Cadwalader attorneys asserted that recent SEC activities demonstrate an increased regulatory focus on the conduct of investment professionals in the wealth-management industry.

The SEC is prioritizing activities by investment advisers that directly impact retail investors, the attorneys said. Recently, the SEC Division of Enforcement resolved actions against financial institutions over issues that include:

  • steering clients to higher-cost products, such as mutual-fund share classes charging higher fees and commissions;
  • abuses in wrap-fee accounts;
  • investment-adviser recommendations to buy and hold highly volatile products like inverse exchange-traded funds;
  • suitability issues involving the sale of structured products to retail investors; and
  • abusive sales practices like churning and excessive trading.

Further, the attorneys highlighted SEC initiatives focused on conduct affecting retail investors, including (i) forming the Retail Strategy Task Force and (ii) launching the Share Class Selection Disclosure Initiative.

The attorneys stated that the SEC is also focusing on financial institutions' sales practices in areas not related to retail investors, such as misrepresentations in the sale of complex products, and cross-trading activities in a number of asset classes that improperly provide an advantage to one client over another.

The memorandum was authored by Matthew Lefkowitz, Kendra Wharton, Lex Urban, Dorothy Mehta, Todd Blanche, Kyle DeYoung and Jason Halper.


Despite some predictions to the contrary, this activity shows that the SEC continues to focus on financial institutions under its current leadership, particularly in the wealth-management area.
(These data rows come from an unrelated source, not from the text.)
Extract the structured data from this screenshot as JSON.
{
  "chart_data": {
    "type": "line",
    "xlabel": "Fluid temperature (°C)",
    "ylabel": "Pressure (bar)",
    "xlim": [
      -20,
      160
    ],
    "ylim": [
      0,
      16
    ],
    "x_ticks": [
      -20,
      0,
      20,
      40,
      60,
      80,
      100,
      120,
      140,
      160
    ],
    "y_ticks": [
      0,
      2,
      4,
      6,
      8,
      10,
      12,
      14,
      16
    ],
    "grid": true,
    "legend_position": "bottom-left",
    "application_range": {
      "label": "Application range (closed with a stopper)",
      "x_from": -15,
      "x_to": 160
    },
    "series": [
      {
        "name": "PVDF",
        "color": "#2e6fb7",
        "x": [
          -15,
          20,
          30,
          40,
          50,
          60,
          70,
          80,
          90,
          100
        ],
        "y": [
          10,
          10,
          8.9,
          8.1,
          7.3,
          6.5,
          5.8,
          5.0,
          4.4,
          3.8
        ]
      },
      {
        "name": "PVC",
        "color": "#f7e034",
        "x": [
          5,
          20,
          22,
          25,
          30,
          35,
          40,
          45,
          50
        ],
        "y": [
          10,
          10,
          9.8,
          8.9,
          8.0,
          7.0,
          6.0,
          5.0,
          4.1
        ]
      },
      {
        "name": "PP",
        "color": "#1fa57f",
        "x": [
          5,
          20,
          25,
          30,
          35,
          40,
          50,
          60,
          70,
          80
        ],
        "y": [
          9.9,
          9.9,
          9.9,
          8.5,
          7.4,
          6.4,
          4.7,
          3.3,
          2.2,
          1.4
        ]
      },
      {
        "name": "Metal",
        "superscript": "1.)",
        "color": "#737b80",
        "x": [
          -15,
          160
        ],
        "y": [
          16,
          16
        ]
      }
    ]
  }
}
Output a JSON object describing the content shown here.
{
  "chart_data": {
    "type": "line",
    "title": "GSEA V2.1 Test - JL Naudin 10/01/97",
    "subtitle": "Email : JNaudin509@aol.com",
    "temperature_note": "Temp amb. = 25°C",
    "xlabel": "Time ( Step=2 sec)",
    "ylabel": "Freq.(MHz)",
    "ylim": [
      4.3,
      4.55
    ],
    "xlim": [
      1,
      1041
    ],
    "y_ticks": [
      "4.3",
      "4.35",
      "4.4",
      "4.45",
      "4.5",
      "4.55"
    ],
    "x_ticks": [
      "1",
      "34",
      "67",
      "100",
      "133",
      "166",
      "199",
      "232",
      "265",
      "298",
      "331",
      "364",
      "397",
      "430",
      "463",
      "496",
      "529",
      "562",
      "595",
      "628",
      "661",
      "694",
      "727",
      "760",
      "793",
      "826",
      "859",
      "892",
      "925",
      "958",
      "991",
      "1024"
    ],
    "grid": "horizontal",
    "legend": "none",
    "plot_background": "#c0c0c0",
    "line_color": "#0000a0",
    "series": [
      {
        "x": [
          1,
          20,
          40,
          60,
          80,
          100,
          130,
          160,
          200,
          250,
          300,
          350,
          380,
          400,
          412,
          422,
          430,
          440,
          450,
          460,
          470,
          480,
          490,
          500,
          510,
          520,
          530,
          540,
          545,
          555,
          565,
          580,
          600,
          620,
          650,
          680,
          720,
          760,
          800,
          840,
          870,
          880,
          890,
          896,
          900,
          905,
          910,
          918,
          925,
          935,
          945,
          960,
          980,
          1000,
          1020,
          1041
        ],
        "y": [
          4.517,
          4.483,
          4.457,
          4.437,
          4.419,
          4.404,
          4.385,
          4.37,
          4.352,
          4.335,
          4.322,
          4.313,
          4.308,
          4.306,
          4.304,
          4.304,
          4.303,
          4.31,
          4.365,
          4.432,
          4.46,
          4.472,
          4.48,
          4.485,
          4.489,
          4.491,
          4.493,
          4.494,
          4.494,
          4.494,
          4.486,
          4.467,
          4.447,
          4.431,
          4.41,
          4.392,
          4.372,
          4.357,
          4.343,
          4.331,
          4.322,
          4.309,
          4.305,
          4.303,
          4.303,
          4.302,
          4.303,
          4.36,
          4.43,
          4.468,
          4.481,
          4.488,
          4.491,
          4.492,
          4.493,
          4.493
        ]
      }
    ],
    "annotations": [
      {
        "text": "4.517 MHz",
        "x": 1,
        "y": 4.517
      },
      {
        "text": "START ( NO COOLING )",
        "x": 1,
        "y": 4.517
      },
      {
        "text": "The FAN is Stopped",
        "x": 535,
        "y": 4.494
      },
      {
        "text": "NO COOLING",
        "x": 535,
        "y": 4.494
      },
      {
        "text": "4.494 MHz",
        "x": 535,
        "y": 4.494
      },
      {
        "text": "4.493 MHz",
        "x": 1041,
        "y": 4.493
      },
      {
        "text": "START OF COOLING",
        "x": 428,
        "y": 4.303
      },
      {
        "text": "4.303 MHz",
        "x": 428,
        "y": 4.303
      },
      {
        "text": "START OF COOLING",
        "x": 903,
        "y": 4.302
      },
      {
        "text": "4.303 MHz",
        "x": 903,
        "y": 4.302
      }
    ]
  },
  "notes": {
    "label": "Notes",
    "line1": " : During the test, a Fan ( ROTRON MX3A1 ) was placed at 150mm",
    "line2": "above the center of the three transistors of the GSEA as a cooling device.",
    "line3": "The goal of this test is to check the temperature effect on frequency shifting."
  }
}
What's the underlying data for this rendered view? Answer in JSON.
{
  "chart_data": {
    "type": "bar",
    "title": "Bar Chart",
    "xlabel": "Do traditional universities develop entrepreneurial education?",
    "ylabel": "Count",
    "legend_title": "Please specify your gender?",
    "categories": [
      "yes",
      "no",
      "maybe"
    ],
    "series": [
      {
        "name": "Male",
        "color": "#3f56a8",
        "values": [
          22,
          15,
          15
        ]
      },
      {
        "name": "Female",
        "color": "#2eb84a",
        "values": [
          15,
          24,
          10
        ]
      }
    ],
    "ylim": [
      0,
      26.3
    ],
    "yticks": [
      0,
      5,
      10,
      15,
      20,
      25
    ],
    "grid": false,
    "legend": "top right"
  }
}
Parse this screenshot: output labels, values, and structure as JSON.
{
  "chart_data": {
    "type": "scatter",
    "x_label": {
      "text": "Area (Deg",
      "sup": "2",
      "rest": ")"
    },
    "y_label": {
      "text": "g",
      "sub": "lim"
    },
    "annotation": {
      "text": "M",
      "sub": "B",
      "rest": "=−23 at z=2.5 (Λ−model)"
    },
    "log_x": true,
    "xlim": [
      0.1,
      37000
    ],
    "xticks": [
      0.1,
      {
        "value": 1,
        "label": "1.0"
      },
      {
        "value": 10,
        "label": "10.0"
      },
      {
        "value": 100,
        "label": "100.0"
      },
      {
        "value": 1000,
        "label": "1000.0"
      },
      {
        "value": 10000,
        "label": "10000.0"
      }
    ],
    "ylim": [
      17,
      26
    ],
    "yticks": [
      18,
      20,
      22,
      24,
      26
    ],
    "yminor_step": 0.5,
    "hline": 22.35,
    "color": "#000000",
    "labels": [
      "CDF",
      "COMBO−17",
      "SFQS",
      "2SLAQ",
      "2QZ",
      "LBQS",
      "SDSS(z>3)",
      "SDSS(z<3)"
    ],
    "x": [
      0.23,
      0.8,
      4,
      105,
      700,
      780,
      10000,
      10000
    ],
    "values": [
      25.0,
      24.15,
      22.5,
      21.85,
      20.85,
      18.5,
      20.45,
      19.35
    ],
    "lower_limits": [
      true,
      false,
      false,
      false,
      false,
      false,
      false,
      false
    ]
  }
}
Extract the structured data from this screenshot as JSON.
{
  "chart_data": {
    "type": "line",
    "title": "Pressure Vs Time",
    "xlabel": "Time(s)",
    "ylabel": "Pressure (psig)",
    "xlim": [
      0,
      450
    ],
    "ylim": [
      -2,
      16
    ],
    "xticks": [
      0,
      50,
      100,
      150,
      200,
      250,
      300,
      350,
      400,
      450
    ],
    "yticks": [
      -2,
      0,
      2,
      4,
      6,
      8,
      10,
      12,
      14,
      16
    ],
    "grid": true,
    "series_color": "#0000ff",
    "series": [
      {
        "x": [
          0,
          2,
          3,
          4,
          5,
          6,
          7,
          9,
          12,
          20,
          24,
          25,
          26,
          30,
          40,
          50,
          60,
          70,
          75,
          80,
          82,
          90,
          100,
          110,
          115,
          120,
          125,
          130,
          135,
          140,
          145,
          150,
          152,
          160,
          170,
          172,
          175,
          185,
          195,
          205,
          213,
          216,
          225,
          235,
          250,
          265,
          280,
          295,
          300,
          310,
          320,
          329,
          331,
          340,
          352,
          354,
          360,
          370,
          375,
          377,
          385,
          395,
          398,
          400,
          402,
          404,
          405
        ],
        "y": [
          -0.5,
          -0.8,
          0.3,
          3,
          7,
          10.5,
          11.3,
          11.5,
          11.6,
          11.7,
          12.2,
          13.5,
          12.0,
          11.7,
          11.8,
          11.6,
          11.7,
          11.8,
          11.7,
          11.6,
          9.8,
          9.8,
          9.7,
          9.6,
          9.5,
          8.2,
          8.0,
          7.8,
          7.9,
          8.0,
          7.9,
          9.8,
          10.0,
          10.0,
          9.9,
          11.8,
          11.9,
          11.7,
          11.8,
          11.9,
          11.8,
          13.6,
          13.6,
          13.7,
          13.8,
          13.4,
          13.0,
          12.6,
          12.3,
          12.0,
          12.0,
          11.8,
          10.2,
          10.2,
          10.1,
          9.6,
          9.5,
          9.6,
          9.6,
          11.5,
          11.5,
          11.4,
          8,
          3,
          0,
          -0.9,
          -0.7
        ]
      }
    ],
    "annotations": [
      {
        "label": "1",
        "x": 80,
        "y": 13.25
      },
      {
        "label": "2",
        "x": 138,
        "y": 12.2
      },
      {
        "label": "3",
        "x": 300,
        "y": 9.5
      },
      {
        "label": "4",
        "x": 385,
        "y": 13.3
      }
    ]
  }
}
Given the heightened focus on adviser conduct impacting retail consumers – particularly on conflicts of interest relating to higher-cost investments and sales practices in general – wealth-management firms should carefully review their policies and practices to ensure they adequately instruct advisory personnel to disclose any conflicts of interest and incentivize them to recommend the best deal for their clients, and revisit any training program for advisory personnel. Firms within the SEC's heightened focus should consider developing action plans or taking further preemptive actions, such as performing an independent risk assessment and conducting robust mandatory training programs if they believe they may have potential issues, to better prepare for a possible enforcement inquiry from the SEC or another regulator having authority over the transaction.